If you have done a massive delete, you could find that one process COULD work through a couple of hundred “not quite free enough” blocks before finding one it can use. This could (a) require lots of db file sequential reads to pick up each block in turn (b) cause other transactions to wait on a TX/4 for each of the blocks in turn.
I have seen this happen on a couple of live systems. I have not yet been able to emulate it on a test system because I can’t figure out the rules that cause the leaf block to be a reject.
A work around to the problem is to do an ‘alter index coalesce’ after doing the massive delete. This cleans all the empty blocks and takes them out of the index structure. (You have to have done a commit after the delete for this to work).
I don’t thnk you can spot this from the statistics – one long catastrophe appears as a single event in the stats. I think it might also be recorded as a hidden statistics in v$segstat, the ‘ITL service wait’.
Since I posted to that thread, though, things have moved on. My old client has upgraded to 10.2.0.3 where the “bug” has been fixed, and a new statistic (“failed probes on index block reclamation”) has been created to count the occurrences of the event.
Things still aren’t perfect unfortunately.
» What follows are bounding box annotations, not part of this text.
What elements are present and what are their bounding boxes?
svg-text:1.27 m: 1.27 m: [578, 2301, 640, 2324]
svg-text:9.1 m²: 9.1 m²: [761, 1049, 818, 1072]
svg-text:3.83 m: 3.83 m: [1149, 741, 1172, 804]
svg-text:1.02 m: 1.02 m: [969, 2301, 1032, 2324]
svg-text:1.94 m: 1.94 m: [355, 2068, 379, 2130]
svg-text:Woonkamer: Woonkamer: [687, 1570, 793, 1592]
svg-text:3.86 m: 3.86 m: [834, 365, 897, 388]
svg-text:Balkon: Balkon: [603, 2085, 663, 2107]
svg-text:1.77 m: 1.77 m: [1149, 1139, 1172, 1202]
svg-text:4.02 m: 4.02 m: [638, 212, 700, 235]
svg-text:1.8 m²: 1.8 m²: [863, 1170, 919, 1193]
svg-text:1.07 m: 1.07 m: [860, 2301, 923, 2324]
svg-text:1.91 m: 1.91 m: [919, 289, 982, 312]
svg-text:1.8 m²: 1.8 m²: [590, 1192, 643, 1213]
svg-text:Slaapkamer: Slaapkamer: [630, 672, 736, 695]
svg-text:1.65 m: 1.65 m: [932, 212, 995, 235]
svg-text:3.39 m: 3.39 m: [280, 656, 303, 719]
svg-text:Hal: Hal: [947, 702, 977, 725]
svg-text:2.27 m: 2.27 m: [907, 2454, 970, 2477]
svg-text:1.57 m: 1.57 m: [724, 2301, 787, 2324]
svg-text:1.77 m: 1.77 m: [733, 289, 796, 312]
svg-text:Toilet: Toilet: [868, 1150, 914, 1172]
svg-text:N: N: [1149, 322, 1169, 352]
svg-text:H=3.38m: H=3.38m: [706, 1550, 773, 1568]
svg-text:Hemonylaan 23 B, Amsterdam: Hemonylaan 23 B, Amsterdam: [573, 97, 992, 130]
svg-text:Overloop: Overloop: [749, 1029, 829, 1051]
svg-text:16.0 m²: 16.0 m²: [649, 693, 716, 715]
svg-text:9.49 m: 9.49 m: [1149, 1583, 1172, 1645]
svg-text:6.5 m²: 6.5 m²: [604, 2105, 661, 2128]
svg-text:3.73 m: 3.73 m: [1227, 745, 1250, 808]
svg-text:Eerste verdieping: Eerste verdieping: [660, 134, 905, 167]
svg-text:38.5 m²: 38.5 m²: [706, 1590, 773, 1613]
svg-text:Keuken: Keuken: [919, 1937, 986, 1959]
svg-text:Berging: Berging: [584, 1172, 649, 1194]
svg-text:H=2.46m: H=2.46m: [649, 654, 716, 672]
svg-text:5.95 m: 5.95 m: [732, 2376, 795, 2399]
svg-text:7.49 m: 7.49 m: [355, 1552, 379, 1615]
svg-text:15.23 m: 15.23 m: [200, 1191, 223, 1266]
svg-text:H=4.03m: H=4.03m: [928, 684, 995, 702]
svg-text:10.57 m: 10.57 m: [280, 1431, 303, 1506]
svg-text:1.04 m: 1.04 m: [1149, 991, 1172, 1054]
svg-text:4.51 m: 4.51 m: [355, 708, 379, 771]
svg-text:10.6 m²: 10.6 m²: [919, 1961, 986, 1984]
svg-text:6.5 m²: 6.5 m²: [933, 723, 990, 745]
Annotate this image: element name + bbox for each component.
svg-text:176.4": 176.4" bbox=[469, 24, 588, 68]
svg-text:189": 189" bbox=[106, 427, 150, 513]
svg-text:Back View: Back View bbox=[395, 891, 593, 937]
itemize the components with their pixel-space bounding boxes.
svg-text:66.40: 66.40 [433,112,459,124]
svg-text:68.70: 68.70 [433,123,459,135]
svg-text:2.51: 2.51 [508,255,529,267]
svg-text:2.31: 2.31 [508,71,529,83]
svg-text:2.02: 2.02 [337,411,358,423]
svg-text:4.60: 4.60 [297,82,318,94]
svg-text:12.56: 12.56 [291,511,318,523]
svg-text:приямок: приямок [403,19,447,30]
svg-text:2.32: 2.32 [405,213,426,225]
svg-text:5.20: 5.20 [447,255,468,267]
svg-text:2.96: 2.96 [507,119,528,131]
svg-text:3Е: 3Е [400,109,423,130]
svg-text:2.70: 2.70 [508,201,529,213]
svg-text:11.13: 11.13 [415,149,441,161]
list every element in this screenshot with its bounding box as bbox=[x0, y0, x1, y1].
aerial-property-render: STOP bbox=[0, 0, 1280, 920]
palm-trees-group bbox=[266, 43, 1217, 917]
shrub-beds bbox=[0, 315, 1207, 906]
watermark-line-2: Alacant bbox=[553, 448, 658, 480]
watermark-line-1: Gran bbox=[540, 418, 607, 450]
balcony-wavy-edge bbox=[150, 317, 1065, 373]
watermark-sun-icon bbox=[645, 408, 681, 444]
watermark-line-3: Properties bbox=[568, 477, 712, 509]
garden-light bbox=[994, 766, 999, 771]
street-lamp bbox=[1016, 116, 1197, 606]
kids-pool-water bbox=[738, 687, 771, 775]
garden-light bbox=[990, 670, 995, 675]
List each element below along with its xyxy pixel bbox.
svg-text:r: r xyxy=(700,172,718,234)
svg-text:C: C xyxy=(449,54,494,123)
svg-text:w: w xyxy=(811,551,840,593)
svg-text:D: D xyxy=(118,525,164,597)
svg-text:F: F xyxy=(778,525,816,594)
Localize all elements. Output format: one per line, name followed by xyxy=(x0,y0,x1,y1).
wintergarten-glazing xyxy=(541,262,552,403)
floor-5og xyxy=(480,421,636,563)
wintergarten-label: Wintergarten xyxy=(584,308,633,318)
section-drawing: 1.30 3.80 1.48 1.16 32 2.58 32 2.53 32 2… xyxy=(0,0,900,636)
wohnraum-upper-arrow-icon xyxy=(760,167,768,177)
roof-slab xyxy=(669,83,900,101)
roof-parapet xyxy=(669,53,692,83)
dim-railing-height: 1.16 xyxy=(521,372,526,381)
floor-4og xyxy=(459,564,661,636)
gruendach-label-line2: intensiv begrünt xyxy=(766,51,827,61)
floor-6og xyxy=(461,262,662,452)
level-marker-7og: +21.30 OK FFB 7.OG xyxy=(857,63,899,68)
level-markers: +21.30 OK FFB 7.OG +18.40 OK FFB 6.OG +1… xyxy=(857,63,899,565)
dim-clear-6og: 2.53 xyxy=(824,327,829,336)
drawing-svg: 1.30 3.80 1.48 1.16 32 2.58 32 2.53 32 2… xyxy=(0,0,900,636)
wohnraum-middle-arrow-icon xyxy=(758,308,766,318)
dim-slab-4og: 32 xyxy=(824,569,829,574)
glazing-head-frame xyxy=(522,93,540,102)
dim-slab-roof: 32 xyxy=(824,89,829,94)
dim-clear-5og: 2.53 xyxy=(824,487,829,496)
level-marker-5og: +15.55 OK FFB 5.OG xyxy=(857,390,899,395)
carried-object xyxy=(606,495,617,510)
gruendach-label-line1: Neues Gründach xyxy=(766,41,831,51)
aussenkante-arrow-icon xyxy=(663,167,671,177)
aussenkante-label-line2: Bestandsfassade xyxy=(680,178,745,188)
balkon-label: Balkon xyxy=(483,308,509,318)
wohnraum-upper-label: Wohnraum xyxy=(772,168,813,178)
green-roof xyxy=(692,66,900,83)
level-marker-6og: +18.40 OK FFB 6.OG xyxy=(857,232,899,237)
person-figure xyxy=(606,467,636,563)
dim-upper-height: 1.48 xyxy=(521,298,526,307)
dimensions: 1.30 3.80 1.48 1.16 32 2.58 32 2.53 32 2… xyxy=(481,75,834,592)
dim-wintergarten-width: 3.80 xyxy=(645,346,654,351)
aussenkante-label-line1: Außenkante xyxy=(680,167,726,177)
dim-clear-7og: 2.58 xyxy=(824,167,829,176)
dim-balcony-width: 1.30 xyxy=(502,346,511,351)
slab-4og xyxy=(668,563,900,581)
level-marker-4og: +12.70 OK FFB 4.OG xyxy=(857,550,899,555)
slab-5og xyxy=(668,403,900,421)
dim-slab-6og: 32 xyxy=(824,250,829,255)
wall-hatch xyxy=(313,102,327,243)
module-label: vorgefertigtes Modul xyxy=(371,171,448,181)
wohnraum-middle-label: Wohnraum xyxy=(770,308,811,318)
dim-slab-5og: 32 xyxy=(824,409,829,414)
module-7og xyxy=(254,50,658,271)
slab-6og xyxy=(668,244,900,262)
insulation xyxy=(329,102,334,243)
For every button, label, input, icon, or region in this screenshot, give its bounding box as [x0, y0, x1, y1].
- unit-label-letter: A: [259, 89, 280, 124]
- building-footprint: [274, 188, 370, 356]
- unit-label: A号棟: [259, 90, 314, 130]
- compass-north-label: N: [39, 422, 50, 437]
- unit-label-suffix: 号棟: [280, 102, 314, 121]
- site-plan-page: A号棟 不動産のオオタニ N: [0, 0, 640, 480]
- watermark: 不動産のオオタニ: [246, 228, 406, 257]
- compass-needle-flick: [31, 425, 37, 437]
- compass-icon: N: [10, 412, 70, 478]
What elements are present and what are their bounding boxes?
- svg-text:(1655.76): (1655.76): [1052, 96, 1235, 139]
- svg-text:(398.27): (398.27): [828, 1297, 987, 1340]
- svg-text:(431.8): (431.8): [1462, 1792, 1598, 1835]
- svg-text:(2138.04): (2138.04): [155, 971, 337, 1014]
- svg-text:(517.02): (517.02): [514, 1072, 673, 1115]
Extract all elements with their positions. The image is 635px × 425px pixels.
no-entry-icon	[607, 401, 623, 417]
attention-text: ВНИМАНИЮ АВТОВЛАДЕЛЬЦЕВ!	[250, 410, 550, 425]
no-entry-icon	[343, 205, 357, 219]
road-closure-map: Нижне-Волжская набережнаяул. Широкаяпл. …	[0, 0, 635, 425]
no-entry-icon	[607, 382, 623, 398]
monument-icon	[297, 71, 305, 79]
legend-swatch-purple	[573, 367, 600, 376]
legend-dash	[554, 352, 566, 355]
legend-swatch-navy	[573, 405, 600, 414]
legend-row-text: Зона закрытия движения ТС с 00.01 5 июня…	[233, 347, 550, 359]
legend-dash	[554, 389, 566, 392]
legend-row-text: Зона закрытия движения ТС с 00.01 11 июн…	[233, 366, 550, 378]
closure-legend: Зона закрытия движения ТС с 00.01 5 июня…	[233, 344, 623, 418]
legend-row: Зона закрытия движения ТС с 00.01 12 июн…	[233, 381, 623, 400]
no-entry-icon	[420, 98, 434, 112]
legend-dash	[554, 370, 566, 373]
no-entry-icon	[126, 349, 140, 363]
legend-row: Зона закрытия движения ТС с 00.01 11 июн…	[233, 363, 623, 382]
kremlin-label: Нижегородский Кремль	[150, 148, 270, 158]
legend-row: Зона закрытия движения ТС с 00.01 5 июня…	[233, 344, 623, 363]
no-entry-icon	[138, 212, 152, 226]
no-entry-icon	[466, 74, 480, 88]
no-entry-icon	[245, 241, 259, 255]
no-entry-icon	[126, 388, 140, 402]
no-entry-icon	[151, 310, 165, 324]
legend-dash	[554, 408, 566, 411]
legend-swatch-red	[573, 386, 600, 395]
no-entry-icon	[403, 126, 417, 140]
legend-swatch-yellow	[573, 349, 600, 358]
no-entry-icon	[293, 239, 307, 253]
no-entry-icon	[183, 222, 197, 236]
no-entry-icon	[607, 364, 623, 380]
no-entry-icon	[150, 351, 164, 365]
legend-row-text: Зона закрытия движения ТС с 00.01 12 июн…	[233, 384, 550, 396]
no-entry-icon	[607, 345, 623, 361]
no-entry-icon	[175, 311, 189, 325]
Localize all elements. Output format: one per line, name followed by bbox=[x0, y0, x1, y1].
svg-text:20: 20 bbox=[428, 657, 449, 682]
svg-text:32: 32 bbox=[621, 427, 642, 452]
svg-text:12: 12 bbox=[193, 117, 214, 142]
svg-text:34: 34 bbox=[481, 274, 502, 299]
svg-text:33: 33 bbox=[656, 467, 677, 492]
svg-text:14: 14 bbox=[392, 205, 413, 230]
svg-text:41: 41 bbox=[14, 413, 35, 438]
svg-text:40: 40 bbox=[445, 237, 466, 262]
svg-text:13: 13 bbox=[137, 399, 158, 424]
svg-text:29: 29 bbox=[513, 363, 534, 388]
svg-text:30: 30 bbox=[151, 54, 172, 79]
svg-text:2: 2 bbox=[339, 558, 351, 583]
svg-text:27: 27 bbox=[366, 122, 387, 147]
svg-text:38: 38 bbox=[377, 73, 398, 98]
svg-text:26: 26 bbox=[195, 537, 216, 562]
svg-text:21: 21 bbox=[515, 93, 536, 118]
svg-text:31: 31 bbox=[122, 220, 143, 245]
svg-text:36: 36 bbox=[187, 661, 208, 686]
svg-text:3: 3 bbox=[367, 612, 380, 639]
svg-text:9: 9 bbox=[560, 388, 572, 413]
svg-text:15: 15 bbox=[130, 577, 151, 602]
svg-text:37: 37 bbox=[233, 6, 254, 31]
The client has a small index which sometimes grows just a little bigger than it ought to and suffers a root block split to introduce a new index level. At present, they rebuild this index on a weekly basis to make sure that the index doesn’t (or is much less likely to) reach the critical size where the index root block splits. Unfortunately, when the root block split occurs, they still suffer a temporary blockage of their system. (Somewhere I’m sure I wrote a note suggesting that a rebuld like this that kept a small index to the minimum level could be a good idea because of a detail of the optimizer arithmetic – but I can’t find it! I’d have to update it if I could).
After reading the email, I had a little search around Metalink, and found a couple of interesting bugs in the same area of code, in particular bug 5764993.8:
During an index block split a session may wait for one second unnecessarily if it already holds the required block in S mode and there are other holders in S mode – If it requests the block in X mode and the other S holders release their block pin/s then in this case the requesting (X) process is not posted so does not realize it can proceed until the “buffer busy wait” times out.
Another bug number gave a little summary of what the ASH (V$active_session_history) output might look like when this happened:
BLCKNG TIME SESSION SESSION EVENT P1 P2 P3 WAITED ------- ------- -------------------------- ---------- --------- ----- ------ 543 530 enq: TX - index contention 1415053316 2359308 2830 991957 543 555 enq: TX - index contention 1415053316 2359308 2830 992447 543 543 buffer busy waits 12 880671 1 992274
Note how session 543 is both blocker and blocked in the bottom line. It is also the session that is blocking everyone else who is stuck in the ‘index transaction’ wait.
One of the things I really like about the blog environment is that other people can add value – this was a wonderful example of how the interaction can work well; so thanks, “old client”.